Considerações finais:
Ainda que institucionalmente existam apontamentos que direcionem para a saúde das mulheres que resistem no maretórios – as pescadoras artesanais e extrativistas – essas orientações peregrinam na lógica do corpo destinado à sexualidade e reprodução, acometido por violências sexuais e domésticas, e do corpo como ferramenta de trabalho. No entanto, não é possível pensar em produção de saúde e cuidado integral dessas mulheres sem mergulhar nas dimensões dos saberes ancestrais, da influência das águas nas suas atividades cotidianas e em seus corpos, incluindo os valores do simbólico e do imaginário que permeiam sua cultura, os quais perpassam a lógica do próprio corpo físico.

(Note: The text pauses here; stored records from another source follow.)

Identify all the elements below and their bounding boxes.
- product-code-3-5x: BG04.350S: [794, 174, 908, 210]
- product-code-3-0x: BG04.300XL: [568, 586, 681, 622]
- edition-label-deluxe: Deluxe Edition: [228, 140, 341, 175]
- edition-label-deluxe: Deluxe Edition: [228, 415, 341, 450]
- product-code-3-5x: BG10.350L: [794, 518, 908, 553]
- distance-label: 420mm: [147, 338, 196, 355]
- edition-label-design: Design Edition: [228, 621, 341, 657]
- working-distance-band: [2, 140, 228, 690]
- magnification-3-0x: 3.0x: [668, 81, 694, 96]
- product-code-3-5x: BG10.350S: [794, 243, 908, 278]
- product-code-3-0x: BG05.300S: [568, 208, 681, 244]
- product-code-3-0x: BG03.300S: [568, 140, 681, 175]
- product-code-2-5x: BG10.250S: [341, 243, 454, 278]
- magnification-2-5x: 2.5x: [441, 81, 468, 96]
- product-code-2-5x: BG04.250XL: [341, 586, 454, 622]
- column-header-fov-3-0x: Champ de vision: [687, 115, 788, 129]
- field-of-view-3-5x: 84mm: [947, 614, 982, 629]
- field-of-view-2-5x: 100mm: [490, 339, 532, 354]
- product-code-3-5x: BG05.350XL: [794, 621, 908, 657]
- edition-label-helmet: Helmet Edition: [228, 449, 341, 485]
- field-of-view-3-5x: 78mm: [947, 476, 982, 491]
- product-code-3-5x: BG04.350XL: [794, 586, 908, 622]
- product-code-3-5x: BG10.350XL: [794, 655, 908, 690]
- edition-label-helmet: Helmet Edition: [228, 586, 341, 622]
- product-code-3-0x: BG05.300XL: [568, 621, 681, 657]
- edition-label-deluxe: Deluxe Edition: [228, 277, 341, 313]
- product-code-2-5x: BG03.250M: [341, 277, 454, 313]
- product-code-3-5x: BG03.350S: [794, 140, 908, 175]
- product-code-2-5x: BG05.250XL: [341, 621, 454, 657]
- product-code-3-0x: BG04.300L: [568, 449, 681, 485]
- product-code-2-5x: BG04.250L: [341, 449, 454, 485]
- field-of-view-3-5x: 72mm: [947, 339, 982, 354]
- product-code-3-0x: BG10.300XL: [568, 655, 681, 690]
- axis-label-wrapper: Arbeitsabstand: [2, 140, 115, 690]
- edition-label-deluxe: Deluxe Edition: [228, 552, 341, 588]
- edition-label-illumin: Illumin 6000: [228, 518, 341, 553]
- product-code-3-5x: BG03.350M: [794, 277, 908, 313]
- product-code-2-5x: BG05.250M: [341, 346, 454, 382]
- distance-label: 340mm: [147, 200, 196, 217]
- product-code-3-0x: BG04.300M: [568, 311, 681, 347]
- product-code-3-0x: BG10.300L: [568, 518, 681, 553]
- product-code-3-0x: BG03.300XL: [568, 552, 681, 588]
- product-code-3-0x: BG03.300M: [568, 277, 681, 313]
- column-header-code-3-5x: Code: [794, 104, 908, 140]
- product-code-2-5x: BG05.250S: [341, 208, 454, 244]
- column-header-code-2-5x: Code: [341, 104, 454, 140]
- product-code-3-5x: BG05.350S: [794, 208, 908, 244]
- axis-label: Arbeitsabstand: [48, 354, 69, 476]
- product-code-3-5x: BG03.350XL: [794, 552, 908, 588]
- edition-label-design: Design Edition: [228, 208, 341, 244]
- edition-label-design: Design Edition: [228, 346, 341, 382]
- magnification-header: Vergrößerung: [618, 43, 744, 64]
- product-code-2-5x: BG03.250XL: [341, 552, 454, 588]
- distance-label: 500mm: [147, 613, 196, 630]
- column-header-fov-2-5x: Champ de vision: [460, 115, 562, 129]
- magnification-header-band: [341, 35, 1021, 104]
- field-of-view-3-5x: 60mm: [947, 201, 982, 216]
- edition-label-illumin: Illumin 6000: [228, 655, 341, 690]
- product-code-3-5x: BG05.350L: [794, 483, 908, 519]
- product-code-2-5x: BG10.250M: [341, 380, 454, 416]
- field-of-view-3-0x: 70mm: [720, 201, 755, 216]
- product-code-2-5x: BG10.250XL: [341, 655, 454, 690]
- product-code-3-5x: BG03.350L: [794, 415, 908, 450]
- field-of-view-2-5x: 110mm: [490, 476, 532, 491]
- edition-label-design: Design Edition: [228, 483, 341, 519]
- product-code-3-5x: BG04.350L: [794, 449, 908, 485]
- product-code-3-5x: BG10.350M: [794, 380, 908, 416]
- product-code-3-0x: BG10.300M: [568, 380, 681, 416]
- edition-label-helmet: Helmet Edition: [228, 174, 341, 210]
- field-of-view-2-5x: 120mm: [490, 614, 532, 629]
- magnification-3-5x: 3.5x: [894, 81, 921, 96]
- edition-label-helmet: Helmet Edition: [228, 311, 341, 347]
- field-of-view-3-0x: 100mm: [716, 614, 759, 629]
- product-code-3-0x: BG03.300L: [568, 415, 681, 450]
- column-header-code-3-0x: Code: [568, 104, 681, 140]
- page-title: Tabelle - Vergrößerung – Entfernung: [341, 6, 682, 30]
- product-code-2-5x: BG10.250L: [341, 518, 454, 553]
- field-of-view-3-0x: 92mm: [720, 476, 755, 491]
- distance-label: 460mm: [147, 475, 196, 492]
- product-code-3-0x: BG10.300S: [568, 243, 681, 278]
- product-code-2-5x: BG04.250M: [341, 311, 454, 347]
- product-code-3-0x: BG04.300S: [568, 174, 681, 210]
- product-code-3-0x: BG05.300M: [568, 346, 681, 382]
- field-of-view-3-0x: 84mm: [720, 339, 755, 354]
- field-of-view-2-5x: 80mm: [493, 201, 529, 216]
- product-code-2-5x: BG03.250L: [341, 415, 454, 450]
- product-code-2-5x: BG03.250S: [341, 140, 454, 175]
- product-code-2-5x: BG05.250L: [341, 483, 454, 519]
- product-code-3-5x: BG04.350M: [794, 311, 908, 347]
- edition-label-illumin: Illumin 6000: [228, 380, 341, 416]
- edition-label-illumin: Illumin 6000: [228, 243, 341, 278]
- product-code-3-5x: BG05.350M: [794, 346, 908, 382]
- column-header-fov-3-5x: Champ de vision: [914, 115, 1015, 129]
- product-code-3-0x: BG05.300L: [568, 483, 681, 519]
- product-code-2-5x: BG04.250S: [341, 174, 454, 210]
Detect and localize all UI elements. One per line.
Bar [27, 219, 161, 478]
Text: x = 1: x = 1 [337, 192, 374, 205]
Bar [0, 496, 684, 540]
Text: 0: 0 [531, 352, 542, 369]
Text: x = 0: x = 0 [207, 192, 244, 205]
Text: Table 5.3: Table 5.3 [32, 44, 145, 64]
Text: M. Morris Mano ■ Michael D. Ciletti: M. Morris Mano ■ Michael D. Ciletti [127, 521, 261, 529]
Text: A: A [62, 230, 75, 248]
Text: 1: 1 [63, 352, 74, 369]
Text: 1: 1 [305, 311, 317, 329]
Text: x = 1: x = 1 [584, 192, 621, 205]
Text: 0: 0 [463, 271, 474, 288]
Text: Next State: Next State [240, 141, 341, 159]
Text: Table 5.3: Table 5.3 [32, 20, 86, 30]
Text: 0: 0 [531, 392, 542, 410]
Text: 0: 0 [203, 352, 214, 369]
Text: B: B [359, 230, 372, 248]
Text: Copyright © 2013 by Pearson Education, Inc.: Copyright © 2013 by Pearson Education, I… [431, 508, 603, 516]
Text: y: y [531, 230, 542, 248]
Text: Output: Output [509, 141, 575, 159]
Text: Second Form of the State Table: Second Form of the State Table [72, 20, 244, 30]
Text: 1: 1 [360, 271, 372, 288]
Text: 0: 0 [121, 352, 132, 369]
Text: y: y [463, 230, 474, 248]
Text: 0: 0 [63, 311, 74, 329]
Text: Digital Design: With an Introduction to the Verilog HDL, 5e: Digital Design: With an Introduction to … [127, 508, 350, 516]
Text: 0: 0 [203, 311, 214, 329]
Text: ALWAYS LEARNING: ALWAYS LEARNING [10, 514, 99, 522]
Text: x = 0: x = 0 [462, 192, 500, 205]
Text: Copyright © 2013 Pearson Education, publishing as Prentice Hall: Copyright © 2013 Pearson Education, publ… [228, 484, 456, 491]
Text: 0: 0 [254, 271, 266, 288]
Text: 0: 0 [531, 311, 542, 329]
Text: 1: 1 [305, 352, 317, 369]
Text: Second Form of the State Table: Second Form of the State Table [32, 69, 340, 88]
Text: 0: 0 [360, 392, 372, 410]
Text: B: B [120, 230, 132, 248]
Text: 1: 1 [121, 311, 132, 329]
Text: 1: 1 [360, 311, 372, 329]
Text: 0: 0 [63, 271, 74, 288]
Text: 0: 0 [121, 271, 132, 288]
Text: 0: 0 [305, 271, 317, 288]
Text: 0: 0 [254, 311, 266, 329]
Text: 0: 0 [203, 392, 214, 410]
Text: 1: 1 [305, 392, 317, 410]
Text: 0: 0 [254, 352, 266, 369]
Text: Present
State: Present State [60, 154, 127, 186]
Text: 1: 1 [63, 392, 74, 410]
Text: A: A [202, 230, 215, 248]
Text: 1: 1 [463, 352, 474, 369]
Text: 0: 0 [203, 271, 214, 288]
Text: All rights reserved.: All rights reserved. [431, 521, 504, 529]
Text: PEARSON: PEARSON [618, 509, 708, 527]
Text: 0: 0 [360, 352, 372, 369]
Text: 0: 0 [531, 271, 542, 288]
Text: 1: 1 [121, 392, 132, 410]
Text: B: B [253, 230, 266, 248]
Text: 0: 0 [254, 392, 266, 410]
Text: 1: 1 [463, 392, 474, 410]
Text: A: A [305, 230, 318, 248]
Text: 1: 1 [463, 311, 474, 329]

Assim, faz-se necessário, não apenas o saber e domínio das políticas de saúde, mas estar com essas mulheres, escutar suas histórias, acompanhar suas trajetórias – perspectiva desta pesquisa-intervenção – utilizando como bússola suas narrativas, suas percepções sobre seus corpos em seus maretórios, considerando suas vivências e ancestralidade.